Son olarak 14 yaşında cinsel tacize uğrayan Ö.Ç. adlı kız çocuğunun
davasında olup bitenlerin ortaya serdiği gibi çocuğun uğradığı taciz kadar
etkili olan hatalar, mağduriyeti katlayarak büyütecek türden.
En önemlisi, Çocuk Ağır Ceza Mahkemesi bulunmadığı Sakarya Ağır Ceza Mahkemesinde
26 sı çocuk olan 34 zanlının ikinci duruşmasında, çocuk ve yetişkin zanlıların
bir arada mahkemeye çıkarılması.
Utanç davası adı verilen bu
davada mağdurun avukatı, çocuklarla büyüklerin aynı ortamda yargılanması
çocukları kötü etkilerken, yetişkinlerin de kapalı oturum gibi çocuk
mahkemelerinin imtiyazlarından yararlandırılmasının yanlışlığına dikkat
çekerken zanlı olarak yargılanan çocukların velileri de bu duruma itiraz
ediyorlar.
Yine Mersin’de okula gelen polis tarafından okul koridorlarından
tutanaksız ve okul formasıyla alınıp götürülen çocuk, kemik yaşı ölçülsün de 24
yaşından büyük çıkarsa tutuklansın diye Mersin Devlet Hastanesine götürülüyor.

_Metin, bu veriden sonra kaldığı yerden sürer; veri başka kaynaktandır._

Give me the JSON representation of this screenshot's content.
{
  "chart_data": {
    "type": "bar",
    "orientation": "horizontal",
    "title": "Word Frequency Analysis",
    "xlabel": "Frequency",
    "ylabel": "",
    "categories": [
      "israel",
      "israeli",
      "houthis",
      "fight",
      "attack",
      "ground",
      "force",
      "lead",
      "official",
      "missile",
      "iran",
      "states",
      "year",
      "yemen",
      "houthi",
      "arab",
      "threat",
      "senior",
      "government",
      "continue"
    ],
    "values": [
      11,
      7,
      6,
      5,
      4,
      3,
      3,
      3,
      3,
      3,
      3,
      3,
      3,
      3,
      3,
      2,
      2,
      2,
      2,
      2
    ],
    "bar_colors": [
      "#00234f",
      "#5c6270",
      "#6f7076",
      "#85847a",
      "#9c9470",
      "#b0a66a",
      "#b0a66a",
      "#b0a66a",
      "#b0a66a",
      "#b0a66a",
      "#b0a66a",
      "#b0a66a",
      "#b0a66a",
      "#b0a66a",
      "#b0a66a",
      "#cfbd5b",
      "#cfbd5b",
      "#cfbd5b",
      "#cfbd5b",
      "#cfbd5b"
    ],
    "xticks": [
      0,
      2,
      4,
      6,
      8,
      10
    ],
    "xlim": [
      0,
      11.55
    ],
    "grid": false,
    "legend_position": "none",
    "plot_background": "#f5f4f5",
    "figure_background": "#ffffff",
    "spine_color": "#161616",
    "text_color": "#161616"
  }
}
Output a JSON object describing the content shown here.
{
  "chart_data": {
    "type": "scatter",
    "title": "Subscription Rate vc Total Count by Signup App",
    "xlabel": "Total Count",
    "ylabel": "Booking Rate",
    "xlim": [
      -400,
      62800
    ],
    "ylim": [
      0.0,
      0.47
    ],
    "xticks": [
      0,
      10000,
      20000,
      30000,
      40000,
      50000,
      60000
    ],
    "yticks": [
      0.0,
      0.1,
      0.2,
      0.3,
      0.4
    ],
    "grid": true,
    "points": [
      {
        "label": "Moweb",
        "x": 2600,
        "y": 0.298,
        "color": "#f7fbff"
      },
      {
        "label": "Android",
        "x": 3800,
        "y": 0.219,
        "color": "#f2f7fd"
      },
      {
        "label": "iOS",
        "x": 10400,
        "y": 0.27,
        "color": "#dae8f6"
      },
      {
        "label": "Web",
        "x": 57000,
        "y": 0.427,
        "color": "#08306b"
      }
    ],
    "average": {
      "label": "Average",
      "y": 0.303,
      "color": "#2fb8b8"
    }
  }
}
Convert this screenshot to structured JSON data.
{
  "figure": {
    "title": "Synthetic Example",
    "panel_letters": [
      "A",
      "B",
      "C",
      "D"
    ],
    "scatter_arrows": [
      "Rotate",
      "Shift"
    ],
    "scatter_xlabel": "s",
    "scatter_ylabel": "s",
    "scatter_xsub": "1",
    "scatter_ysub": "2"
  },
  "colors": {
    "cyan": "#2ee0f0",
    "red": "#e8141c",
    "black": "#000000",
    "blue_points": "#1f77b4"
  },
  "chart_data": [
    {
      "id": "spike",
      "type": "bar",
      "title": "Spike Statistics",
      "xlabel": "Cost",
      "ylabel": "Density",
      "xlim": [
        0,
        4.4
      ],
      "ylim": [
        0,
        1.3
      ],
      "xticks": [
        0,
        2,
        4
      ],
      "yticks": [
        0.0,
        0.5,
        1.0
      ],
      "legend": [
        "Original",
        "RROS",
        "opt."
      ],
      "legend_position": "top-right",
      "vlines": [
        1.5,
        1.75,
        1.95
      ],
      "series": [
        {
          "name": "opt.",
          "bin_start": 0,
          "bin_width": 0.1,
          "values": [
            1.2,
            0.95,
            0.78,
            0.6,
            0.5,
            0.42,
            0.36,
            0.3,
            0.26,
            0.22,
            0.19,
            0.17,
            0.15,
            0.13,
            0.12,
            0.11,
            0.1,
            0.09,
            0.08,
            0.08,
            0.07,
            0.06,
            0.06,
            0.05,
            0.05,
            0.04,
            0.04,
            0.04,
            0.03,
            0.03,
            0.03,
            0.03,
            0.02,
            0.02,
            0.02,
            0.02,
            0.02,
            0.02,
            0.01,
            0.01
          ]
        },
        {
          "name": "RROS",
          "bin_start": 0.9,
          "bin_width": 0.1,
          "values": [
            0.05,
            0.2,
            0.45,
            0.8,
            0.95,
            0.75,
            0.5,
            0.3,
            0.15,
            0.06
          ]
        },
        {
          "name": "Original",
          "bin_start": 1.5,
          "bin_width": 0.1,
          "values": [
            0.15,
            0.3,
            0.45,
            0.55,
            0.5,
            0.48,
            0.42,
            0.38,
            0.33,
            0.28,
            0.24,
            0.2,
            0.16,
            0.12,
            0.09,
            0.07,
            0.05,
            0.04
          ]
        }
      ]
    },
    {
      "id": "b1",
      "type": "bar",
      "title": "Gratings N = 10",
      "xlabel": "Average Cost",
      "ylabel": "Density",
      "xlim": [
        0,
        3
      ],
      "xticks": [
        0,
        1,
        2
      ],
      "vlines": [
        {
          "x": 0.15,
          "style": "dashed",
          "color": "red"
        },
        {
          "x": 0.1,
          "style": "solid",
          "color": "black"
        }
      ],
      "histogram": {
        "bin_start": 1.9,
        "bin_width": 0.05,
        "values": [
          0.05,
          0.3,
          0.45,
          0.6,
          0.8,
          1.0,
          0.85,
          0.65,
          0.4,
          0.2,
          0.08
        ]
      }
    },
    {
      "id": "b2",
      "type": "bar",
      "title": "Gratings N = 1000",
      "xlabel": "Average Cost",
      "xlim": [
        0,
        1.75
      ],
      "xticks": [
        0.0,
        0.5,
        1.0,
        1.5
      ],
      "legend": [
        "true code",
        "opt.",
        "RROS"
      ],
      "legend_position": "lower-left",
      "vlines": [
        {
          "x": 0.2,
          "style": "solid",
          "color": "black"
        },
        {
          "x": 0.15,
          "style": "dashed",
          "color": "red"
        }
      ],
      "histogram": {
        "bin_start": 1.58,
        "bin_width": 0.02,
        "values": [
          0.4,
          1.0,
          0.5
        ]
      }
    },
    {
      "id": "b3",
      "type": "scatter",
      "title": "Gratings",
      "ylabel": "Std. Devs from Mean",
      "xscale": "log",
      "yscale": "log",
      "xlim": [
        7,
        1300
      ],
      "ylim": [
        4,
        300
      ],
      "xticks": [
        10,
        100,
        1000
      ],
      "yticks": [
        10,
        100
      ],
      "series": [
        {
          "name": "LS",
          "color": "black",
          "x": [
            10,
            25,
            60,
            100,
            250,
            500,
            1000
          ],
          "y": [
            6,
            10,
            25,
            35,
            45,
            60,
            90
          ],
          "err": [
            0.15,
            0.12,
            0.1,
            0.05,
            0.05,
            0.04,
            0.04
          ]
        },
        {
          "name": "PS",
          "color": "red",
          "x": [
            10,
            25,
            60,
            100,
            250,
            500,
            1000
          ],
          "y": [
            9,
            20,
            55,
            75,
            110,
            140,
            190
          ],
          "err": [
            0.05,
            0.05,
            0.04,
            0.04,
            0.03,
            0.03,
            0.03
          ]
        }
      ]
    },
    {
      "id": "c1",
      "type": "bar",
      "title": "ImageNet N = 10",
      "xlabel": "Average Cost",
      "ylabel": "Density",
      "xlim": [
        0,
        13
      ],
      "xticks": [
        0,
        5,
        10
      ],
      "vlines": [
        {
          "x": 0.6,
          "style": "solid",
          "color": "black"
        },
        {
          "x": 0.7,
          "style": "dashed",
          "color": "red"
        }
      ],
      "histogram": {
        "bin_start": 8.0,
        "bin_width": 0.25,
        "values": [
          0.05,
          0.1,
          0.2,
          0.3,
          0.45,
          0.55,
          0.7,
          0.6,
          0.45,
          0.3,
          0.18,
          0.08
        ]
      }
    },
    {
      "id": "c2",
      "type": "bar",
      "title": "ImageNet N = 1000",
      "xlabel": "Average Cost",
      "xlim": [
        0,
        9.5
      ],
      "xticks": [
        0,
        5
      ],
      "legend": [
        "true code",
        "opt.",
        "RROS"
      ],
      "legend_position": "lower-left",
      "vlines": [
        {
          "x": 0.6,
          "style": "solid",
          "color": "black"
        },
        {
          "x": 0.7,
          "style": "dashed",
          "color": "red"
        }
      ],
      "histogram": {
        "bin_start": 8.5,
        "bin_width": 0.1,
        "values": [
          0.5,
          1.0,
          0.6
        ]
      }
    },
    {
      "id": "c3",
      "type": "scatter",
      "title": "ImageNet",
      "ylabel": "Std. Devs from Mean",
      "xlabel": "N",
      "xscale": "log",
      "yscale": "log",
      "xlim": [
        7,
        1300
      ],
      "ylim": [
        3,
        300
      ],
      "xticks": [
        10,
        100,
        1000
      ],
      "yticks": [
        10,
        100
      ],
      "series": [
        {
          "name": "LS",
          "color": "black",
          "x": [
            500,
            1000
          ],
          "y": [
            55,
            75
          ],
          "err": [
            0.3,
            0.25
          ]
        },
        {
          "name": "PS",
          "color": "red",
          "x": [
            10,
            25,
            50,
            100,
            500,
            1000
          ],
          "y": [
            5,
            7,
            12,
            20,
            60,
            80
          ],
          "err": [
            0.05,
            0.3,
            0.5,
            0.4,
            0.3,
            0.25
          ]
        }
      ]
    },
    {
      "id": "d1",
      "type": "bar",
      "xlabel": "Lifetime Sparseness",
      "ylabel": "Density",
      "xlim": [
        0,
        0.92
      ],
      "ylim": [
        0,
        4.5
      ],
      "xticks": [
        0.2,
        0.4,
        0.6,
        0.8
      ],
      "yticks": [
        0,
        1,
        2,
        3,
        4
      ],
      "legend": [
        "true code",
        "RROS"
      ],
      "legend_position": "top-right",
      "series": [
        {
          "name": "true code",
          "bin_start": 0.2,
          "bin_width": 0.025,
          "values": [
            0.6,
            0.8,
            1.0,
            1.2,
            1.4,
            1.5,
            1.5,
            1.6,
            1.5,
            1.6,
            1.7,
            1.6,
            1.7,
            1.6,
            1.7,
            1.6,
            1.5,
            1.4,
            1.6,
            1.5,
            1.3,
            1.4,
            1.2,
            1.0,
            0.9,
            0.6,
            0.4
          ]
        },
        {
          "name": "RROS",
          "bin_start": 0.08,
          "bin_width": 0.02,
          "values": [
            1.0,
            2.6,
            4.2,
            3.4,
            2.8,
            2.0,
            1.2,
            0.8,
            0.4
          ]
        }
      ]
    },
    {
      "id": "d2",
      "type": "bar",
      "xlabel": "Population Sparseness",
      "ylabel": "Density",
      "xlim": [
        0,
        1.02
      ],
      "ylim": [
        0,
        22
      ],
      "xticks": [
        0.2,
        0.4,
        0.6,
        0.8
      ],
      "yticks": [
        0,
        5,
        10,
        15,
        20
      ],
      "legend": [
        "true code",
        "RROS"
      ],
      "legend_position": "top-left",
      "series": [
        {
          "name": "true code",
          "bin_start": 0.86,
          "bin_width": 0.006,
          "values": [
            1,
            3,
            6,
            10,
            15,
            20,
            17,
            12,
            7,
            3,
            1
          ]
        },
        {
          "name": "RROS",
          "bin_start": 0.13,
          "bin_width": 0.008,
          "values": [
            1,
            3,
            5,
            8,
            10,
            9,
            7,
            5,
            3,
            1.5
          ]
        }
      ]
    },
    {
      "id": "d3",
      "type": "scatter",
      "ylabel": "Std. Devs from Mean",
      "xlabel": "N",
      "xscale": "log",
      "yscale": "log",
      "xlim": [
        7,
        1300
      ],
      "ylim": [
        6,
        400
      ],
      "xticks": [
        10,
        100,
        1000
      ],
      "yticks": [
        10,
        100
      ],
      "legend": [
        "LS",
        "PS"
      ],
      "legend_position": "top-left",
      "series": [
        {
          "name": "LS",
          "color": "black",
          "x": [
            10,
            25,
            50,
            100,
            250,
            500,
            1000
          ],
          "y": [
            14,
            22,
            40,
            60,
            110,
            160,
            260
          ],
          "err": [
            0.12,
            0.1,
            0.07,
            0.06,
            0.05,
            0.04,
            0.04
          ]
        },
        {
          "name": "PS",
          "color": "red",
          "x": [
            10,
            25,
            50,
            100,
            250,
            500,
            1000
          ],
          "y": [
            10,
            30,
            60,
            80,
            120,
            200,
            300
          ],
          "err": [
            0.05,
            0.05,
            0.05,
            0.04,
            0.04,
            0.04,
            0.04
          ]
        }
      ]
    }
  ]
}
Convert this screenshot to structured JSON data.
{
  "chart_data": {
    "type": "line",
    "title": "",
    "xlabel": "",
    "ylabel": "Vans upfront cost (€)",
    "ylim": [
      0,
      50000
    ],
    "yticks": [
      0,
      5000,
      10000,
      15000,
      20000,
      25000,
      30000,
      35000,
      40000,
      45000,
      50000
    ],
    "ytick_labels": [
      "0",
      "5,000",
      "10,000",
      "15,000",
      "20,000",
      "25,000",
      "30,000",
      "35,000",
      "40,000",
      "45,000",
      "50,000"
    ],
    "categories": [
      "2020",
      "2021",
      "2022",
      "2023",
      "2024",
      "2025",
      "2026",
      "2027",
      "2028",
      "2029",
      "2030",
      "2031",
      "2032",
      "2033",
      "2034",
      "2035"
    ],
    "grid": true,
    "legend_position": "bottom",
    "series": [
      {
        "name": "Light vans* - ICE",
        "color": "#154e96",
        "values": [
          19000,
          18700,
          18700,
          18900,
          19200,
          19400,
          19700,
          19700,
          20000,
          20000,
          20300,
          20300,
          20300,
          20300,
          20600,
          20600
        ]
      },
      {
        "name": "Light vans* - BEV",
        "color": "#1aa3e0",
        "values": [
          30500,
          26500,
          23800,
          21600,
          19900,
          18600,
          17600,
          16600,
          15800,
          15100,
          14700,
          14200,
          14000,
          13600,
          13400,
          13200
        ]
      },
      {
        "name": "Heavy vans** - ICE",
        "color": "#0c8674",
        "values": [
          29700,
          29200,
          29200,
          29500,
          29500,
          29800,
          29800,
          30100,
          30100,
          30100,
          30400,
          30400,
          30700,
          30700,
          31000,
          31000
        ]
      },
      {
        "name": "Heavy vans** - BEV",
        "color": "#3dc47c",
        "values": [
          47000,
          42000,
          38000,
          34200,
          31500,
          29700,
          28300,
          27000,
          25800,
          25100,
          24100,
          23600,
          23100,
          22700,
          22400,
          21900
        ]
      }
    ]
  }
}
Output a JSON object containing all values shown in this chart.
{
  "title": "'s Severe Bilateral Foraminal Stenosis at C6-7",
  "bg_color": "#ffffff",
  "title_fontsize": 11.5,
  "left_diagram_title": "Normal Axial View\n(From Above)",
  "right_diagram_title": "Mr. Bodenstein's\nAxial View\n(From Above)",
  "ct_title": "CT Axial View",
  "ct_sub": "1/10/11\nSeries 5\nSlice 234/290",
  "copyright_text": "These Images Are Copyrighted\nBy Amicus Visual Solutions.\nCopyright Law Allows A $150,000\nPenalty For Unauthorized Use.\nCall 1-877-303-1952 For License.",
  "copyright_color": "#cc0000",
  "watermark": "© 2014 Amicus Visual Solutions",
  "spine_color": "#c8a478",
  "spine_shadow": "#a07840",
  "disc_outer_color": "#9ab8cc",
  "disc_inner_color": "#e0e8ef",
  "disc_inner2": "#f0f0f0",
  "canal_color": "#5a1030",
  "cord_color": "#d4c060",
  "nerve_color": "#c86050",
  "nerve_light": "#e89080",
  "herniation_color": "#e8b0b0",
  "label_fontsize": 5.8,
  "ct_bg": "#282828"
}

Daha önce bir kez iki saat gözaltında tutulup bırakılan ve sabıka
kaydı olmayan bu çocuk, polis gelmeden önce bir öğretmenin kendisini kenara
çekerek senin kod adın ne diye
sorduğunu ve kendisinin bir kod adı olmadığını söylemesi, çocukları yetişkinlerin
dikkatsiz davranışlarıyla kodlayan hatalarımıza örnek oluyor.
Yanlış ekip, doğru biçmeyi bekleyen bu defolu tutumların, kurbanı olan
çocuklarımızın büyüyünce nasıl bir yetişkin olacakları şimdiden belli değil mi?